Leaving a Bad Taste in Their Mouths?

By Christopher Schooley

I always thought that one of the most important pieces of information that you could put on a bag of coffee was the roast date. It can identify the contents as something special and it can also be the product’s greatest selling point. Thus, I thought of the roast date as a sort of sacred oath, as a way to tell a potential customer that what was in the bag was both fresh and remarkable. Part of that oath was that the coffee itself was some of the finest coffee available before I even got my hands on it. My customers trusted me that the coffee I was roasting for them was already special, and that my job as a roaster was to actualize the potential of that coffee without leaving too much of an imprint of my influence on it.

As a roaster, I’ve thought for a long time about added value. Because of my own approach to roasting—my job is simply to actualize the potential of the coffee itself—I’ve often struggled with the idea of added value. But that is what we are doing as coffee roasters. We are adding tangible value to the agricultural product of the coffee seed just like the mill is adding tangible value to the coffee cherry. The Spanish word for wet mill, beneficio, comes specifically from this whole concept, that you’re adding a benefit to the coffee.

Can you add a benefit to the coffee with information? A tastable benefit? In many cases, we can provide farm information like growing region, altitude and coffee varietal. The little bit that we’ve learned as specialty coffee professionals about these elements can make this information slightly useful in the proper context, and certainly sharing this nuts-and-bolts type of information with consumers can help paint the broader picture of coffee production for them.

On the other hand, is there information that we’ve maybe over-hyped or even taken completely out of context and applied strange and inappropriate terminology to in an attempt to add a tastable value to a coffee? How about when we talk about coffee seasonality?

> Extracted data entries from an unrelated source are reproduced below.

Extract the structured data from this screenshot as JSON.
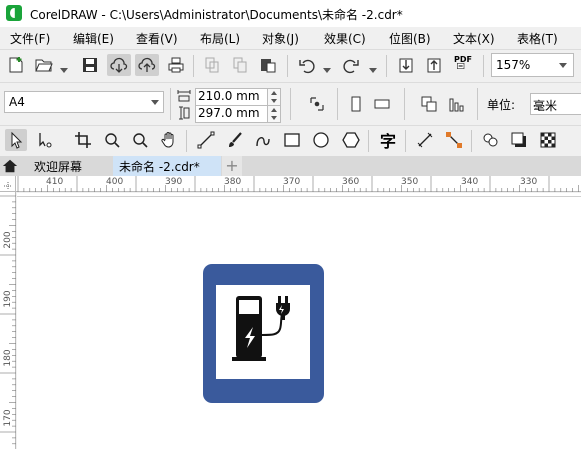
{
  "window": {
    "title": "CorelDRAW - C:\\Users\\Administrator\\Documents\\未命名 -2.cdr*"
  },
  "menu": {
    "items": [
      {
        "label": "文件(F)"
      },
      {
        "label": "编辑(E)"
      },
      {
        "label": "查看(V)"
      },
      {
        "label": "布局(L)"
      },
      {
        "label": "对象(J)"
      },
      {
        "label": "效果(C)"
      },
      {
        "label": "位图(B)"
      },
      {
        "label": "文本(X)"
      },
      {
        "label": "表格(T)"
      }
    ]
  },
  "toolbar": {
    "zoom_value": "157%",
    "pdf_label": "PDF"
  },
  "property_bar": {
    "page_size": "A4",
    "width": "210.0 mm",
    "height": "297.0 mm",
    "unit_label": "单位:",
    "unit_value": "毫米"
  },
  "toolbox": {
    "text_tool_glyph": "字"
  },
  "tabs": {
    "welcome": "欢迎屏幕",
    "document": "未命名 -2.cdr*",
    "add": "+"
  },
  "rulers": {
    "horizontal": [
      "410",
      "400",
      "390",
      "380",
      "370",
      "360",
      "350",
      "340",
      "330"
    ],
    "vertical": [
      "200",
      "190",
      "180",
      "170"
    ]
  },
  "colors": {
    "sign_blue": "#3a5a9c",
    "logo_green": "#1aa43a",
    "active_tab": "#cfe3f7"
  },
  "icons": [
    "home-icon",
    "charging-station-icon",
    "plug-icon",
    "lightning-icon"
  ]
}
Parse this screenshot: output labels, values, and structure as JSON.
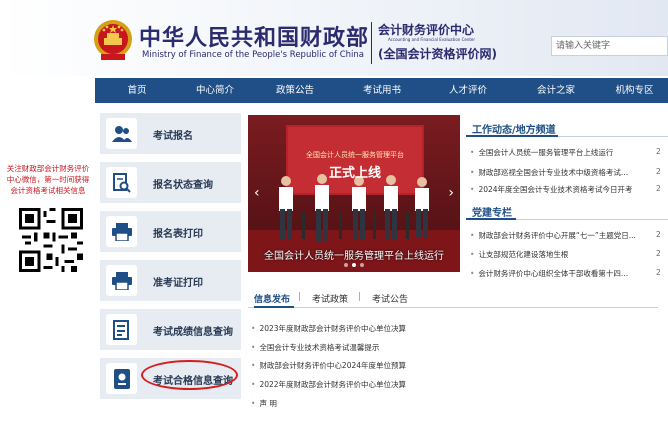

As some folks might be familiar, I’ve made plenty of noise about my distaste for the use of the term “seasonality” in regards to green coffee. I do hold the strong opinion that green coffee does have a life span, and I am always delighted when new coffees arrive. It’s just that the concept of seasonality does not really apply appropriately to green coffee; I fear that casually throwing it around can be damaging to the way that professionals involved in the production of other craft goods and also consumers view the specialty coffee industry. If a coffee has lost what’s really special about it and no longer produces a sweet and lovely cup of coffee, shouldn’t our customers trust that we’re not going to sell it to them without having to say whether or not it’s in season? Isn’t this part of the oath?

Are we too caught up in trying to convince consumers what good and great coffee should taste like? We’ve done a pretty bang-up job of educating ourselves about coffee, and our current preferences in coffee characteristics reflect that. I feel like we have not done as good of a job educating consumers—and their preferences are reflecting that. The prospects of teaching a consumer everything that you know about coffee quality can certainly be daunting (and be fun too, depending on your perspective). Since the consumer is not professionally engaged in the industry, they really just might not be able to find the time to learn about in what context does altitude affect a coffee’s quality, or even why a bright coffee with loads of citric acidity is actually a welcome thing.

Perhaps the more direct way to educate consumers about coffee quality and to truly show a tastable difference between different levels of quality is to familiarize them with why a coffee is BAD and how to identify those tastes and characteristics. Speaking for myself, having become familiar with the tastes and characteristics associated with coffee that has lost a significant amount of organic material and would be considered old or past crop, it is nearly impossible to look past it when found in the cup. Would teaching consumers how to identify these bad characteristics totally sidestep the need to label coffee as seasonal or not? And, wouldn’t doing this also lead back to holding the roaster accountable for these things and accountable for building trust with their customers by providing coffees devoid of these characteristics?

The frontier for specialty coffee is in looking closely at the shelf life of both green coffee and roasted coffee, and in being the leader in identifying what the acceptable parameters of this are. I strongly feel that the tastable differences between good quality green coffee and green that has significant organic material loss—as well as the differences between fresh roasted coffee and stale coffee—is the linchpin to making a strong case for what’s so special about specialty coffee.

We can again make the roast date the most important piece of information that we put on a bag that can help buyers determine the quality of their coffee. That’s real value that I can add.

Schooley believes that essential to acquiring a craft, and the surest path towards a deeper understanding of it, is the sharing of knowledge and experience gained. Schooley is a coffee roaster who works for Coffee Shrub and is currently Chair of the Roasters Guild Executive Council.